The steady deal flow last year has continued. Today, Redwood City, Calif.-based Codexis Inc. reported it had signed a strategic collaboration and license agreement with Takeda Pharmaceutical Co. Ltd. for the research and development of novel gene therapies for certain disease indications, including the treatment of lysosomal storage disorders and blood factor deficiencies.
Using its Codeevolver protein engineering platform, Codexis will generate gene sequences encoding protein variants tailored to enhance efficacy as a result of increased activity, stability and cellular uptake, and Takeda will combine those transgenes with its gene therapy capabilities to generate drug candidates for the treatment of rare genetic disorders. It will also be responsible for the preclinical and clinical development and commercialization of gene therapy products resulting from the collaboration programs. In addition to three initial programs, Takeda may initiate up to four additional programs for separate target indications.

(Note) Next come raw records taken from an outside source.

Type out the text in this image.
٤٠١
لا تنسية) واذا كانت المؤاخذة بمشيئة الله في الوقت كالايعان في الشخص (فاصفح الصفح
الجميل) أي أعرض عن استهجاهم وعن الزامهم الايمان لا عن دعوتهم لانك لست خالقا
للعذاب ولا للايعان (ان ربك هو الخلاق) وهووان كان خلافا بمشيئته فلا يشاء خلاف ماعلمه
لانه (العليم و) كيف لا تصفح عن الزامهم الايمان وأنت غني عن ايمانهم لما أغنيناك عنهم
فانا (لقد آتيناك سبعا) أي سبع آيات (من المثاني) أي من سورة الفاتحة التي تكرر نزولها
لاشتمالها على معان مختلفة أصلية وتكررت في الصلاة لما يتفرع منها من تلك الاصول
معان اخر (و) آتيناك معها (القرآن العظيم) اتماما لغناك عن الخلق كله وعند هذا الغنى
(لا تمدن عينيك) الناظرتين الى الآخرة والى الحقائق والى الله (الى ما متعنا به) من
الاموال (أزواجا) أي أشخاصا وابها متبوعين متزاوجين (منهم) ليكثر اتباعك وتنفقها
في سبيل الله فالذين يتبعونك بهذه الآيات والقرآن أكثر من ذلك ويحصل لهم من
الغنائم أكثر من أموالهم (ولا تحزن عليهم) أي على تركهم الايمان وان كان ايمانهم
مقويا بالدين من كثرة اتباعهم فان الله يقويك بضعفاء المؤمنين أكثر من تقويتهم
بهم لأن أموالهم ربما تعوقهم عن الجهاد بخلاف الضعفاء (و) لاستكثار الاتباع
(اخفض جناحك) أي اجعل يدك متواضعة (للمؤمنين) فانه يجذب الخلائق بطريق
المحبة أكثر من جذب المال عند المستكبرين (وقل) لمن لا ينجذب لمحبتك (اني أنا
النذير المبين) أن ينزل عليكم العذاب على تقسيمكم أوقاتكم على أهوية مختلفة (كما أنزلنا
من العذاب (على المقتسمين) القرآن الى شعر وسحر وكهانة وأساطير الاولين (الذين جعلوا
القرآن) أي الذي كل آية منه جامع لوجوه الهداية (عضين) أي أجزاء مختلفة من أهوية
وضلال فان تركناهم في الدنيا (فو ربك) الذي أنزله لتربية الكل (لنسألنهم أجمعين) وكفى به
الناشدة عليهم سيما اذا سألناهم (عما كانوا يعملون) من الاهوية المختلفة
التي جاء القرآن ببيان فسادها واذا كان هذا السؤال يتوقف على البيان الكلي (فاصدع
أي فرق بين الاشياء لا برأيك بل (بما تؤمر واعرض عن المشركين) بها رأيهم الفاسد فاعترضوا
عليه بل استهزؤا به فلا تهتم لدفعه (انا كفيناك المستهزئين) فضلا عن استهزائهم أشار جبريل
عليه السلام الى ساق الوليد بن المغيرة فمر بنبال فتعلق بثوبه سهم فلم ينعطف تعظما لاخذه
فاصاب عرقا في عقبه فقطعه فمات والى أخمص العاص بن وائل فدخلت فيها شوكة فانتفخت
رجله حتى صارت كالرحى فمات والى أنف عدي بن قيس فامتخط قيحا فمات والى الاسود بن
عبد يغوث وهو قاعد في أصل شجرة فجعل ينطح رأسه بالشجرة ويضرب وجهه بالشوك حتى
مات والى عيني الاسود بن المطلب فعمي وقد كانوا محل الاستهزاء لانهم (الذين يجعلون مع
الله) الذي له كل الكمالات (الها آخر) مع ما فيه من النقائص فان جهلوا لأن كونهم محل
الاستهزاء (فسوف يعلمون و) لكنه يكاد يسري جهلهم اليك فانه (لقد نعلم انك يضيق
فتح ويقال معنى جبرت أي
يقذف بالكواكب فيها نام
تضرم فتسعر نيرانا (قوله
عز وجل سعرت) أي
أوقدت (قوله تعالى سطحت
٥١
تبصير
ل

In return, Codexis is eligible to receive an up-front payment, reimbursement for research and development fees, development and commercial milestone payments, and low- to mid-single-digit percentage royalties on sales of any commercial product developed.
…as does cash
ARM reported that 2019 was the second highest year on record for venture financing for rare disease in the regenerative medicine sector, raising in excess of $1.5 billion. The haul was part of a $6.4 billion total raised by public and private companies involved in regenerative medicines for treating rare diseases. One of the leading public offerings involved gene editing pioneer Crispr Therapeutics AG, which priced its public offering of 4.25 million shares at $64.50, grossing the company $274.1 million.